When the code was analyzed we saw that the flags were traveling a long way and 2 instructions were needed for this. What about a floating point compare instruction that sets the EFlags directly? This is the fcomi instruction which was introduced in the P6 architecture. Lets use it and abandon those CPU's older than the Pro. It would be fair to believe that these lines

fcomp dword ptr [ebp+\$08]

fstsw ax

sahf

could be substituted by this

fcomip dword ptr [ebp+\$08]

The fcomi instruction does however not accept a memory reference as operand. Therefore it is necessary to load data before issuing it.

fld    dword ptr [ebp+\$0c]

fcomip st(0), st(1)

Then because we loaded data we have to remove them again with the ffree instruction. A fcomipp instruction would have been nice to have.

fld    dword ptr [ebp+\$0c]

fcomip st(0), st(1)

ffree  st(0)

This is a hell of an optimization, substituting three lines with 3 other. It is necessary to time the two versions to know whether it was an optimization. Now the function looks like this.

function Min7(const A, B: Single) : Single;

asm

sub    esp, 4

//if A < B then

fld    dword ptr [ebp+\$08]

fld    dword ptr [ebp+\$0c]

fcomip st(0), st(1)

ffree  st(0)

//fstsw ax

//sahf

jnb    @ElseBegin

//Result := A

mov    eax,[ebp+\$0c]

mov    [ebp-\$04],eax

jmp    @ElseEnd

//else

//Result := B;

@ElseBegin :

mov    eax,[ebp+\$08]

mov    [ebp-\$04],eax

@ElseEnd :

fld    dword ptr [ebp-\$04]

end;

Now we apply some logic thinking. Why copy the result around? Both A & B is on the stack for use by the comparison by fcom and the result should be delivered on the stack. The only thing needed is to delete either A or B and leave the smallest one of them on the stack

function Min8(const A, B: Single) : Single;

asm

sub    esp, 4

//if A < B then

fld    dword ptr [ebp+\$08]

fld    dword ptr [ebp+\$0c]

//fcomip  st(0), st(1)

fcomi  st(0), st(1)

//ffree  st(0)

jnb    @ElseBegin

//Result := A

//mov    eax,[ebp+\$0c]

//mov    [ebp-\$04],eax

ffree st(1)

jmp    @ElseEnd

//else

//Result := B;

@ElseBegin :

//mov    eax,[ebp+\$08]

//mov    [ebp-\$04],eax

fxch

ffree st(1)

@ElseEnd :

//fld    dword ptr [ebp-\$04]

end;

Fcomip is replaced with fcomi because we do not want to remove B from the stack at this point. Ffree is deleted because it deleted A. Then all the lines that copied the result around are removed. In the if-block A is the result and B should be deleted. B is in st(1) and ffree st(1) does the job. In the else block we want to delete A and leave B in st(0). This is done by swapping A and B with the fxch instruction and then delete A in st(1) with ffree. Fxch is nearly free (takes 0 cycles), because if works by register renaming instead of actually copying data.
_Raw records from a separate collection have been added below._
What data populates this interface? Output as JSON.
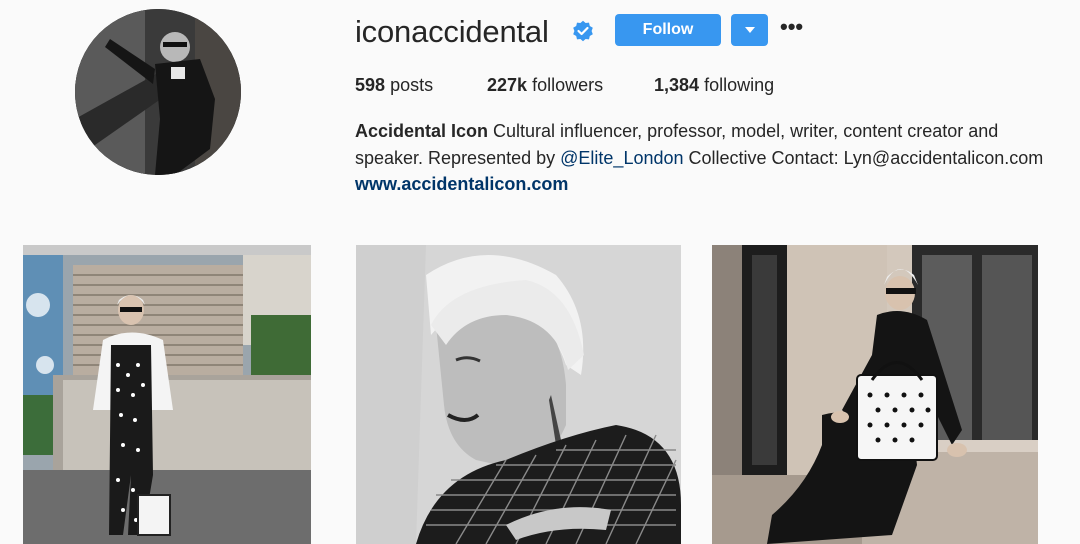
{
  "profile": {
    "username": "iconaccidental",
    "verified_icon": "verified-badge-icon",
    "follow_label": "Follow",
    "dropdown_icon": "caret-down-icon",
    "more_label": "•••",
    "stats": {
      "posts_count": "598",
      "posts_label": "posts",
      "followers_count": "227k",
      "followers_label": "followers",
      "following_count": "1,384",
      "following_label": "following"
    },
    "bio": {
      "name": "Accidental Icon",
      "text_1": " Cultural influencer, professor, model, writer, content creator and speaker. Represented by ",
      "mention": "@Elite_London",
      "text_2": " Collective Contact: Lyn@accidentalicon.com ",
      "website": "www.accidentalicon.com"
    }
  },
  "colors": {
    "accent": "#3897f0",
    "link": "#003569",
    "background": "#fafafa",
    "text": "#262626"
  },
  "posts": [
    {
      "kind": "photo"
    },
    {
      "kind": "photo"
    },
    {
      "kind": "photo"
    }
  ]
}
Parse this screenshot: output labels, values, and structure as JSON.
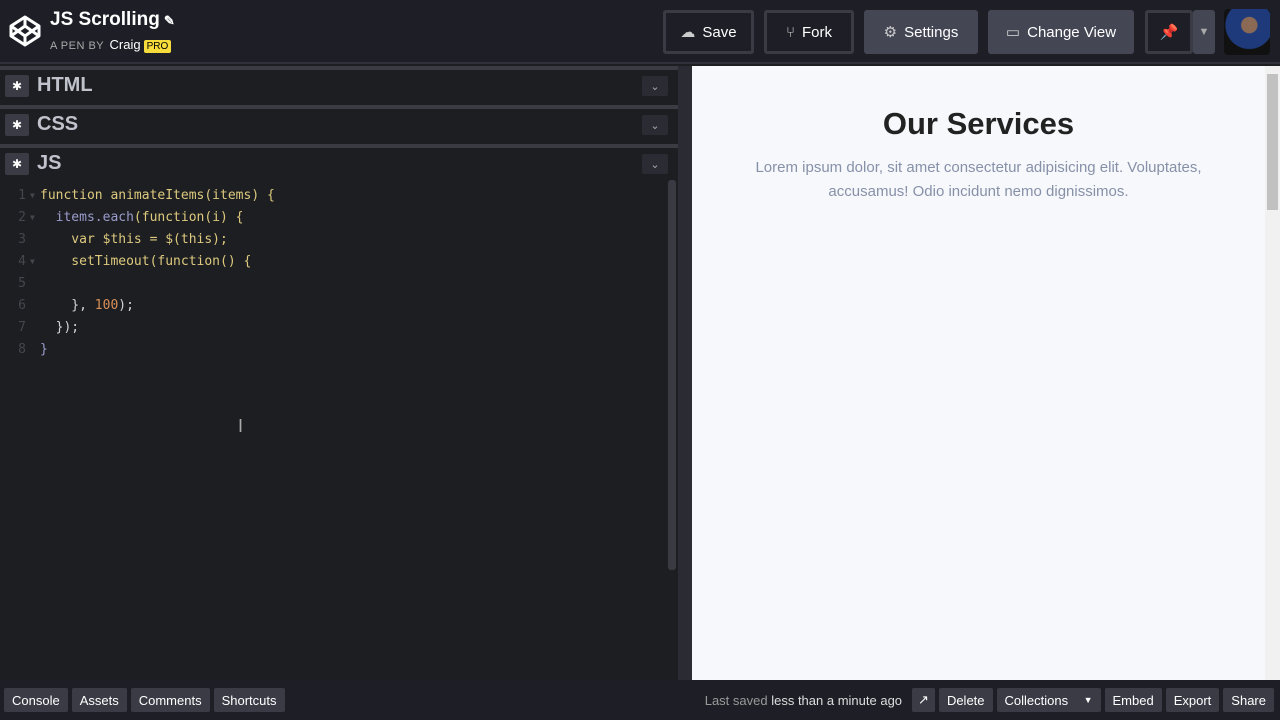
{
  "header": {
    "title": "JS Scrolling",
    "by_label": "A PEN BY",
    "user": "Craig",
    "badge": "PRO",
    "buttons": {
      "save": "Save",
      "fork": "Fork",
      "settings": "Settings",
      "change_view": "Change View"
    }
  },
  "editor": {
    "sections": [
      "HTML",
      "CSS",
      "JS"
    ],
    "lines": [
      "1",
      "2",
      "3",
      "4",
      "5",
      "6",
      "7",
      "8"
    ]
  },
  "preview": {
    "heading": "Our Services",
    "text": "Lorem ipsum dolor, sit amet consectetur adipisicing elit. Voluptates, accusamus! Odio incidunt nemo dignissimos."
  },
  "footer": {
    "left": [
      "Console",
      "Assets",
      "Comments",
      "Shortcuts"
    ],
    "saved_prefix": "Last saved",
    "saved_time": "less than a minute ago",
    "right": {
      "delete": "Delete",
      "collections": "Collections",
      "embed": "Embed",
      "export": "Export",
      "share": "Share"
    }
  }
}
function Min9(const A, B: Single) : Single;

asm

//sub    esp, 4

//if A < B then

fld    dword ptr [ebp+\$08]

fld    dword ptr [ebp+\$0c]

fcomi  st(0), st(1)

jnb    @ElseBegin

//Result := A

ffree st(1)

jmp    @ElseEnd

//else

//Result := B;

@ElseBegin :

fxch

ffree st(1)

@ElseEnd :

end;

Now the stackframe is not needed and we delete the code that set it up.

function Min10(const A, B: Single) : Single;

asm

//if A < B then

fld    dword ptr [ebp+\$08]

fld    dword ptr [ebp+\$0c]

fcomi  st(0), st(1)

jnb    @ElseBegin

//Result := A

ffree st(1)

jmp    @ElseEnd

//else

//Result := B;

@ElseBegin :

fxch

ffree st(1)

@ElseEnd :

end;

This is a pretty nice function, but somebody in the newsgroup has told us about conditional moves. fcmovnb is such a thing - floating point conditional move not below. It copies data from st(1)-st(7) to st(0) if the condition is fulfilled. The Eflags are tested for the condition. Fcmov was introduced in the P6 architecture as well fcomi was.

function Min11(const A, B: Single) : Single;

asm

fld     dword ptr [ebp+\$08]

fld     dword ptr [ebp+\$0c]

fcomi   st(0), st(1)

fcmovnb st(0), st(1)

ffree   st(1)

end;

Instead of all the jumping around we copy A to the top of the stack where B is, but only if A is the smaller of the two. Delete B and done.

This is a nice clean function with only one piece of redundancy left. The compiler still pushes and pops ebp even though it is not modified in the function.